Sony's Latest Blu-ray Encoder Software Lets You Dial in Grain Preservation
As one example, Sony’s new BAE-VX1000 Blu-code Encoder software includes a number of preset “scaling lists,” which determine exactly how the system’s H.264/AVC encoder treats fine detail in the frame. Set to one of two “grain preservation” modes (one for interlaced video and one for progressive), the system will maintain film grain in the image that would otherwise be ignored during the encoding process to maximize the codec’s efficiency. Encoding presets are also available that tell the system how to approach different content genres, including “film,” “CG anime” and “sports” settings.
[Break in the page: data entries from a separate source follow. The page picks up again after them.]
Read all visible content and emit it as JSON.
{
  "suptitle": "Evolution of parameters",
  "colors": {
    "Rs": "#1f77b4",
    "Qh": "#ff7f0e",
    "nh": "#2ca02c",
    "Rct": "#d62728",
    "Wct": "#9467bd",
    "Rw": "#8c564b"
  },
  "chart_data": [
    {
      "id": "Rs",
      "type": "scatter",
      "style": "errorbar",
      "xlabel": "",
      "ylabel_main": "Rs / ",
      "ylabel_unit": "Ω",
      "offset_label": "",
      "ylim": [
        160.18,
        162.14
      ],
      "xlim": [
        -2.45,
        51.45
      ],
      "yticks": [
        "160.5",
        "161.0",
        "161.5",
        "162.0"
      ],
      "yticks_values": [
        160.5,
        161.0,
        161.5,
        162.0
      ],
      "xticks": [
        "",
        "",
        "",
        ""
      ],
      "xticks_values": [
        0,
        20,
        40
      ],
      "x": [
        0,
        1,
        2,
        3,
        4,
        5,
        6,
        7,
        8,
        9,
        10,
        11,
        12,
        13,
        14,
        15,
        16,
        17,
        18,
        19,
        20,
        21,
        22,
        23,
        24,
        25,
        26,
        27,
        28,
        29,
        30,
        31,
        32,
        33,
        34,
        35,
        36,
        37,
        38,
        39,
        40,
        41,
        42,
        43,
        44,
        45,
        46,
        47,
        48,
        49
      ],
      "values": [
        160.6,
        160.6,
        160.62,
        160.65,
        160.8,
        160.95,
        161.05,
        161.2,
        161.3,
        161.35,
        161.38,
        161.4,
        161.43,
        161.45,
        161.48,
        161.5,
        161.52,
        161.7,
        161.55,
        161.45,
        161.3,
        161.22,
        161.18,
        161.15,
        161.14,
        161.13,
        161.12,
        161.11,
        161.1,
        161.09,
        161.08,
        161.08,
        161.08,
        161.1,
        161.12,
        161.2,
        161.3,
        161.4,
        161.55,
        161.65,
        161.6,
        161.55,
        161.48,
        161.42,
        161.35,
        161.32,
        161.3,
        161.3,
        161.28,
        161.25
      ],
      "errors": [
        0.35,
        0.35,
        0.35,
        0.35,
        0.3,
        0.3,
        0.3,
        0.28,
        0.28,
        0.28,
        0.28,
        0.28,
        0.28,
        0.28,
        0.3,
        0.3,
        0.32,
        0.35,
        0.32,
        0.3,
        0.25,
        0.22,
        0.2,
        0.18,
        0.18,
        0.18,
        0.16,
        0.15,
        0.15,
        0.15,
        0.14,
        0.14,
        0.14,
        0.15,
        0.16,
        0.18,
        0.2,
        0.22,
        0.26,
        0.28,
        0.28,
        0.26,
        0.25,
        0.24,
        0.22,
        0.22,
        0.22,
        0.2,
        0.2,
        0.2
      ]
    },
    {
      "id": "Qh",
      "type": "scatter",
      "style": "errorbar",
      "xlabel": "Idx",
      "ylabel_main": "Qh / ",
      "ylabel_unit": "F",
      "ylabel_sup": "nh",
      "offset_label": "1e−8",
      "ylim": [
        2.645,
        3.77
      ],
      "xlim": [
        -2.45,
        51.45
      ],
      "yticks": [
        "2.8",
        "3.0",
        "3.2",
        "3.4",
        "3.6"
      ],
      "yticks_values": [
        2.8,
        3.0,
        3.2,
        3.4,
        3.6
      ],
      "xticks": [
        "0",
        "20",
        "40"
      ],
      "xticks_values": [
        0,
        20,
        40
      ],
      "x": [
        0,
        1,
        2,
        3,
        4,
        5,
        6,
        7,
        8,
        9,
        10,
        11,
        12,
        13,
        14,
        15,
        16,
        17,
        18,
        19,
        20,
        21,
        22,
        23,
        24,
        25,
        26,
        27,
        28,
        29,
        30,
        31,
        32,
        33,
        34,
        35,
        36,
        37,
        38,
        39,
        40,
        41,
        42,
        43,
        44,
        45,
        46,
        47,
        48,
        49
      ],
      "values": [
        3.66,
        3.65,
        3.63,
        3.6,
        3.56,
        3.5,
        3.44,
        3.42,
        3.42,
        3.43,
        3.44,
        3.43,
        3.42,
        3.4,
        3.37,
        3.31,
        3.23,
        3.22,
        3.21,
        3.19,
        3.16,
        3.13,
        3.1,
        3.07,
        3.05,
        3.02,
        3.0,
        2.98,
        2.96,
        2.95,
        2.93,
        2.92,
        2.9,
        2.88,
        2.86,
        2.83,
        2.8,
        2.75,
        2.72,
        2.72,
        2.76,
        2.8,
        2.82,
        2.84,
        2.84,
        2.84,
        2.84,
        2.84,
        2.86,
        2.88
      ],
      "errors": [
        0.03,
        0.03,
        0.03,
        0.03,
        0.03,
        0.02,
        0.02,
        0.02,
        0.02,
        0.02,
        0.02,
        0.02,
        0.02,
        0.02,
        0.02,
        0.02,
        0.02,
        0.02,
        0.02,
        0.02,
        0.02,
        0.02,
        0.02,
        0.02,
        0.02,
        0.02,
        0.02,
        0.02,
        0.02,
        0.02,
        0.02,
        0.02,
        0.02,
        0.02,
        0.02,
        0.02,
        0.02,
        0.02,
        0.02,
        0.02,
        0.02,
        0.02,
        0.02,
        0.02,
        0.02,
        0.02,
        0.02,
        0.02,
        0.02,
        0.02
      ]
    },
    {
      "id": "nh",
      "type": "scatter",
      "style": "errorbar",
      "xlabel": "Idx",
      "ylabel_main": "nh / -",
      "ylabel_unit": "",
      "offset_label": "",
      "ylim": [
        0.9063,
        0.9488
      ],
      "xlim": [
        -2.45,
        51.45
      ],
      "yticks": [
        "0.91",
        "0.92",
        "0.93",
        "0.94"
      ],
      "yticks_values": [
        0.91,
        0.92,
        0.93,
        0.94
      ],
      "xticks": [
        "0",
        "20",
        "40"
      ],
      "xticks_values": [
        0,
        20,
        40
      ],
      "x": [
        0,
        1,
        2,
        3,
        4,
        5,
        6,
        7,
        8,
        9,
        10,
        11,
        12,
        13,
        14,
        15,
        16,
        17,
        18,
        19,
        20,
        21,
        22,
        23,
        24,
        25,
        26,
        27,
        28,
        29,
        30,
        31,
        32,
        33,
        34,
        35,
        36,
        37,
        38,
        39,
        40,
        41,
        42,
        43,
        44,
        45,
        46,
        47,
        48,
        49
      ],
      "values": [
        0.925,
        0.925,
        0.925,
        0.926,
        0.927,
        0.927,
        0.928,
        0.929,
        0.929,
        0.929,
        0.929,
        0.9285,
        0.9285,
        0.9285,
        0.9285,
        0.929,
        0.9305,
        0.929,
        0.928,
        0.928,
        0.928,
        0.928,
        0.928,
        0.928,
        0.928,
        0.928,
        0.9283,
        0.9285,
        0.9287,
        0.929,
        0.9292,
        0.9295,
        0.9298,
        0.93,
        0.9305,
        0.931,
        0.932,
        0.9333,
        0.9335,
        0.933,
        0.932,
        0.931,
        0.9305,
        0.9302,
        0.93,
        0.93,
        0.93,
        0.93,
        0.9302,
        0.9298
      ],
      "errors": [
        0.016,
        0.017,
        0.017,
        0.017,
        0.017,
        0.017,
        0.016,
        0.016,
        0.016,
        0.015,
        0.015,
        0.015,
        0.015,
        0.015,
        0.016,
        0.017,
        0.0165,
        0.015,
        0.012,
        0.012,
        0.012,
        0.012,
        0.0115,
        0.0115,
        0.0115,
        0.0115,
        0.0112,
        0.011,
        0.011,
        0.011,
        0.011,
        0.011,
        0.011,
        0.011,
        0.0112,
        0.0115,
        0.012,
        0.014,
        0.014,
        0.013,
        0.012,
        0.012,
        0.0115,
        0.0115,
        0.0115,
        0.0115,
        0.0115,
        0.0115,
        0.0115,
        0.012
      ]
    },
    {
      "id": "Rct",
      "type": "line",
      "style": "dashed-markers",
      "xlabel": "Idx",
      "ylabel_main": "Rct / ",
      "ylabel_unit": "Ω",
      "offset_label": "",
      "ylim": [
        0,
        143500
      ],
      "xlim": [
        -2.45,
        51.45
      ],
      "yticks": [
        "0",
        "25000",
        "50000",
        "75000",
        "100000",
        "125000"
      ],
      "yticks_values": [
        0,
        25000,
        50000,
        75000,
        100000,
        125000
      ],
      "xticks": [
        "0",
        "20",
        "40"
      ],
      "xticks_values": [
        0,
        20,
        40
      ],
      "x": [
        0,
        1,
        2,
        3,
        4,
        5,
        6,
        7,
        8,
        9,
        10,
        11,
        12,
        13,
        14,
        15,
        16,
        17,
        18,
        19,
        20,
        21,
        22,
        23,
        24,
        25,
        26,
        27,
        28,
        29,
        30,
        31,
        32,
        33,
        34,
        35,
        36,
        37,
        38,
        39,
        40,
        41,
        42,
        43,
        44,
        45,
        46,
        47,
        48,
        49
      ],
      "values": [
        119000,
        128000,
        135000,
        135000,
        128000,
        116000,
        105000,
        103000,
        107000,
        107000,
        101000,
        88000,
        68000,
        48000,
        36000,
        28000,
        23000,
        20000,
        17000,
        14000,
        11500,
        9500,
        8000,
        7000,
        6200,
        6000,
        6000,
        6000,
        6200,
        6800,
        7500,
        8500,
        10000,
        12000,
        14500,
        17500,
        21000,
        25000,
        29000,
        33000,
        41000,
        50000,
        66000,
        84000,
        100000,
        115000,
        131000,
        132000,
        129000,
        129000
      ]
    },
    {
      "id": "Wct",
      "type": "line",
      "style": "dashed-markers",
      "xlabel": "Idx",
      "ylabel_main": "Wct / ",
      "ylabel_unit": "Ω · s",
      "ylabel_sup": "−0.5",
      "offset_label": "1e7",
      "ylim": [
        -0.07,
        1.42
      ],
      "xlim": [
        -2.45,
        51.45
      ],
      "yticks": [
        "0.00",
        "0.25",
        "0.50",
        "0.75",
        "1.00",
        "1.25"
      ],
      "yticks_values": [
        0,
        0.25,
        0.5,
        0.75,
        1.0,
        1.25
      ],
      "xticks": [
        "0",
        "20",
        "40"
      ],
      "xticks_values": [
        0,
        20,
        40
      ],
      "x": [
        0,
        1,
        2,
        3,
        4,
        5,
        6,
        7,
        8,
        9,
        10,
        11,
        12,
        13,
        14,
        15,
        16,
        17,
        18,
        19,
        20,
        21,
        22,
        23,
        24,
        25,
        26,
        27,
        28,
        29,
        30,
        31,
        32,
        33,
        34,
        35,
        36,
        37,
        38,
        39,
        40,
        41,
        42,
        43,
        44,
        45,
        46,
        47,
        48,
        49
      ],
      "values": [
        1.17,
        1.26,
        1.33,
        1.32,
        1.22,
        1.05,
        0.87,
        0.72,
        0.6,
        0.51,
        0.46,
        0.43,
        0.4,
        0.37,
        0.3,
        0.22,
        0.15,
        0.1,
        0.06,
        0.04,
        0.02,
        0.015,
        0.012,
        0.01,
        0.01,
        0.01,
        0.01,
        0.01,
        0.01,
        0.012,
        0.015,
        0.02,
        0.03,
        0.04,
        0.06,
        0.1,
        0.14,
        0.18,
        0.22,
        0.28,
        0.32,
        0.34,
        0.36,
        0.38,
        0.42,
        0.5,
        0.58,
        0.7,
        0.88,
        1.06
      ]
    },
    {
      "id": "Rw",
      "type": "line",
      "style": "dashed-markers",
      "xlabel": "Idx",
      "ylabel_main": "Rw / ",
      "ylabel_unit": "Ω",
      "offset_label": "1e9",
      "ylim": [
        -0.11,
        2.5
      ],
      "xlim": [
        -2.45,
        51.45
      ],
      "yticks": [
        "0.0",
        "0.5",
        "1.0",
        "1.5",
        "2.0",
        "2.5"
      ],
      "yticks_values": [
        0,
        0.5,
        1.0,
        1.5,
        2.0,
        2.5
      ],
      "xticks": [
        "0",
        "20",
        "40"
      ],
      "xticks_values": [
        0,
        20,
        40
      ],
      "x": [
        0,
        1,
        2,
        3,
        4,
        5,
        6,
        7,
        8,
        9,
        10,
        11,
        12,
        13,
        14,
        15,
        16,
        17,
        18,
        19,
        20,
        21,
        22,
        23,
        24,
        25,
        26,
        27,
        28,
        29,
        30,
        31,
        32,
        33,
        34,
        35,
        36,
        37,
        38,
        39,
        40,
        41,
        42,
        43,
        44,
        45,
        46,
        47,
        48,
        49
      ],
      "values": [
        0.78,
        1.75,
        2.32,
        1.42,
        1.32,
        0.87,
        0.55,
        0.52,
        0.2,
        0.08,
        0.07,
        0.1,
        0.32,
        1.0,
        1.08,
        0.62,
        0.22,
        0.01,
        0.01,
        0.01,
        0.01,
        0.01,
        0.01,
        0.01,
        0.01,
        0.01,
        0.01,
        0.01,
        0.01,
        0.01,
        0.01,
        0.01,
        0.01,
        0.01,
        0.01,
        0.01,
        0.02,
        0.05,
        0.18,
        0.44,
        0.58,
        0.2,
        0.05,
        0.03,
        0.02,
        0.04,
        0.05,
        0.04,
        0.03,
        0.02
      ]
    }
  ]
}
The Blu-code system also has a timeline-based function that allows a compressionist to scrub through an encoded file and make fine adjustments to parameters like bit-rate, noise reduction, and I/B/P -frame placement on a shot-by-shot or even a frame-by-frame basis. The system then re-encodes only the segments of the footage that have been flagged for special attention, saving time and encouraging some degree of experimentation with the compression results.
That kind of detail-orientation goes way beyond the needs of many users, who just need to create a high-quality, Blu-ray-compliant stream without obvious compression artifacts or other glitches. (The Blu-code is designed to prevent users from creating non-compliant streams.) But for quality-critical projects like Hollywood movies, the system gives compressionists a great deal of control over encoding parameters on the macro level, as well as an enormous array of options for micro-managing image quality.
The Blu-code is also attractive from a system standpoint – it’s a software-only encoding system that plays nice with an HP xw8600 workstation running a quad-core Xeon 3.2 GHz CPU, with 8 GB of memory, and outfitted with Blackmagic Design HD SDI (Decklink HD Pro 4:4:4 or Decklink HD Extreme) or HDMI (Intensity) I/O cards. (Support for similar boards from Bluefish and AJA is in the works.) Since it runs on standard workstation hardware, you can buy a USB dongle for your main workstation, and then you can build a render farm with multiple machines, dramatically increasing your encode speeds without paying extra licensing fees – the highest-quality AVC encoding takes real-time times 5 on a single system, but if you chain four more systems together, it becomes a real-time operation. (MPEG-2 encoding is faster-than-real-time on a single-workstation system.)